A similar process in the US has produced the other major type of community health worker in the US – the street medic. The Medical Committee for Human Rights is often cited as the first street medic organization:

Medical Committee for Human Rights (MCHR) was formed in June of 1964 to support Freedom Summer. More than 100 northern doctors, nurses, psychologists, and other health professionals, — Black and white — came to Mississippi. Though MCHR volunteers were not licensed to practice professionally in Mississippi, they could offer emergency first-aid anywhere and anytime to civil rights workers, community activists, and summer volunteers. Working without pay, they cared for wounded protesters and victims of police and Klan violence, assisted the ill, visited jailed demonstrators, and provided a medical presence in Black communities, some of which had never seen a doctor. They established and staffed health information and pre-natal programs in many Black communities. Appalled at the separate and unequal care provided to Blacks by Mississippi’s segregated system, they soon involved themselves in political struggles to open up and improve Mississippi’s health care system for all.

After Freedom Summer, MCHR continued working in Mississippi and expanded its operations into Alabama and Louisiana. Like battlefield medics, with their canvas medicine-bags marked with a red cross slung over their shoulder, they were easy to spot in Selma, on the March to Montgomery, and in the hellish violence of Bogalusa. They marched side by side with the protesters, set up their emergency clinics in Black churches, taught community health and pre-natal classes, and fought the white health system to end its segregationist policies. And just like the organizers in SNCC, SCLC, and CORE, the courageous sisters and brothers of the MCHR were targets for arrest and Klan violence.

Today  street medics are less likely to be doctors and nurses and more likely to be EMTs or lay health workers. They are often organized in collectives that provide training and support for members and act autonomously from the health care system. They continue to provide health support during demonstrations and other actions, and to participants in protest movements. There is a street medic wiki that presents much of the knowledge and practice standards generated by street medics and a brief history of street medics. However, street medics are unrecognized in mainstream medical and public health discourse. I have never heard them referred to in discussions of CHWs. Although I have known about street medics for a while, I have become much more familiar with street medic practice through my involvement in the medic group of Occupy Oakland.  Two OO medics were arrested just last night while attending to a person injured by police during a demonstration. Luckily they were released without charges.

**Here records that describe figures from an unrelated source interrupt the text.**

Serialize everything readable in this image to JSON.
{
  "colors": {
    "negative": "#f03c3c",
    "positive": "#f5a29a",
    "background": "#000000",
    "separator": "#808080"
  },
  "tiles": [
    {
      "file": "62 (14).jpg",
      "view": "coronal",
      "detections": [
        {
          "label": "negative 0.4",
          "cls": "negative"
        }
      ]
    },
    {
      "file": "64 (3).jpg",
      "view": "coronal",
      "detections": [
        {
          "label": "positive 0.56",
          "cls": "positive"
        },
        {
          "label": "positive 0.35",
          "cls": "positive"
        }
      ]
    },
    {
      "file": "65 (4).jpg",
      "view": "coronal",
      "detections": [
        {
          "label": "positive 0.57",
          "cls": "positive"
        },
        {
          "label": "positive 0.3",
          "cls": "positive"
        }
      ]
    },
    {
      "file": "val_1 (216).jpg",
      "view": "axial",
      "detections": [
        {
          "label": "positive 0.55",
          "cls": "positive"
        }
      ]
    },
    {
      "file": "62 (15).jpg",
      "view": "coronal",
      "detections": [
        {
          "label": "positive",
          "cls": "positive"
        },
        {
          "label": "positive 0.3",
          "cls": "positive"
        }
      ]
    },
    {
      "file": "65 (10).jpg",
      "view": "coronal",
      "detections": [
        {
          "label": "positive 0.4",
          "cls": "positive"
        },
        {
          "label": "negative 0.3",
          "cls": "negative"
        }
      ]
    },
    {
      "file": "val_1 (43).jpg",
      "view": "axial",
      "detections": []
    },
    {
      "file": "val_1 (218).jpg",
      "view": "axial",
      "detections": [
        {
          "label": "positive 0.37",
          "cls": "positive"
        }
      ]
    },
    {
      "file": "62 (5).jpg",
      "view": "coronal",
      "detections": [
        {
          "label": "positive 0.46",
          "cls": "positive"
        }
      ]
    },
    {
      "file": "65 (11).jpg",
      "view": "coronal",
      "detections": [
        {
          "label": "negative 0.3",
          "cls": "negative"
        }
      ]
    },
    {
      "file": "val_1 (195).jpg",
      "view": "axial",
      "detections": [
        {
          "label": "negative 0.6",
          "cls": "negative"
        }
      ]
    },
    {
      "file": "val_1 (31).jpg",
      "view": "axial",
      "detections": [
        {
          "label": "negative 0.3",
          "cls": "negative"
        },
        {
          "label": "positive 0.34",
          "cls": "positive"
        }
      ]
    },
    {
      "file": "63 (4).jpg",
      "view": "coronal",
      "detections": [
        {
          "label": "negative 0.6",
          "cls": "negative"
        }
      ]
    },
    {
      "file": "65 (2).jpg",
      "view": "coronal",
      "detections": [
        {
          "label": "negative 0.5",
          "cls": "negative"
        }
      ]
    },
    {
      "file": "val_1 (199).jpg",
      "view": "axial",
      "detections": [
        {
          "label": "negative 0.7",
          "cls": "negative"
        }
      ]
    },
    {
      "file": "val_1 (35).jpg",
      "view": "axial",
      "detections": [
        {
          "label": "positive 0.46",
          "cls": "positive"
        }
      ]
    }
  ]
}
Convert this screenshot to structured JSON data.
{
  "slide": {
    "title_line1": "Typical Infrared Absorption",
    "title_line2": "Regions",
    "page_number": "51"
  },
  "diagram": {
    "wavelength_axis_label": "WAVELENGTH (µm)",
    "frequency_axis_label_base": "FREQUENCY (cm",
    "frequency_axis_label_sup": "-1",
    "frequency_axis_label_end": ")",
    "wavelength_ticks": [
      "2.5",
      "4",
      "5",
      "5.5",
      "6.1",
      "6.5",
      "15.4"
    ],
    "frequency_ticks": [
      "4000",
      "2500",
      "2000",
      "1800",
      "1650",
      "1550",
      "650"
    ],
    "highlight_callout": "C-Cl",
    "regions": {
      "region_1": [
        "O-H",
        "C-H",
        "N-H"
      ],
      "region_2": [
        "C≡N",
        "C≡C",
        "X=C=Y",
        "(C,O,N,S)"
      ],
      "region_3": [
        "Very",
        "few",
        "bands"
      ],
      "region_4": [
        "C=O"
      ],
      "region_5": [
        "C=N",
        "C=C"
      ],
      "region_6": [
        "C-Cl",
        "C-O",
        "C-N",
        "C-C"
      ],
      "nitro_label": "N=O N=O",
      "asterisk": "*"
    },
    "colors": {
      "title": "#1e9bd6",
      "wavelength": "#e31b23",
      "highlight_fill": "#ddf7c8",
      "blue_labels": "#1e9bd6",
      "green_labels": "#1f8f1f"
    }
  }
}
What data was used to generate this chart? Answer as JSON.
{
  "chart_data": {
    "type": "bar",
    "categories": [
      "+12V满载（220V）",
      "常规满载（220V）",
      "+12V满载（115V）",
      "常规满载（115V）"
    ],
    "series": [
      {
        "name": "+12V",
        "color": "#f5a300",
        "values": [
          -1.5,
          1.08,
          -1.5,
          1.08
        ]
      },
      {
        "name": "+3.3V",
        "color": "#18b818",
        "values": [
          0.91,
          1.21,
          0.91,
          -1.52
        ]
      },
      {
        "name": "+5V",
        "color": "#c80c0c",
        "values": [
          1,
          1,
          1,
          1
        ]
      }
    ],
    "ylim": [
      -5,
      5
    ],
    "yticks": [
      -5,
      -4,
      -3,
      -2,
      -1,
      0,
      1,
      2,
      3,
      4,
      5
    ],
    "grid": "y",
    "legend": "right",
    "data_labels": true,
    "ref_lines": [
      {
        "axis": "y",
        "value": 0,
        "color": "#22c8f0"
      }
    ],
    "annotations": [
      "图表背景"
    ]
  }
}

Unfortunately, street medics here do not seem to be aware of the comprehensive primary health care model. As the Occupy Movement continues I hope there will be opportunities to discuss it and what CPHC might look like in the US context.

From now on when I am discussing CHWs with my international health colleagues, I will no longer just lament the absence of CHWs in the US Health system, but also proudly point to the health workers of our communities in resistance.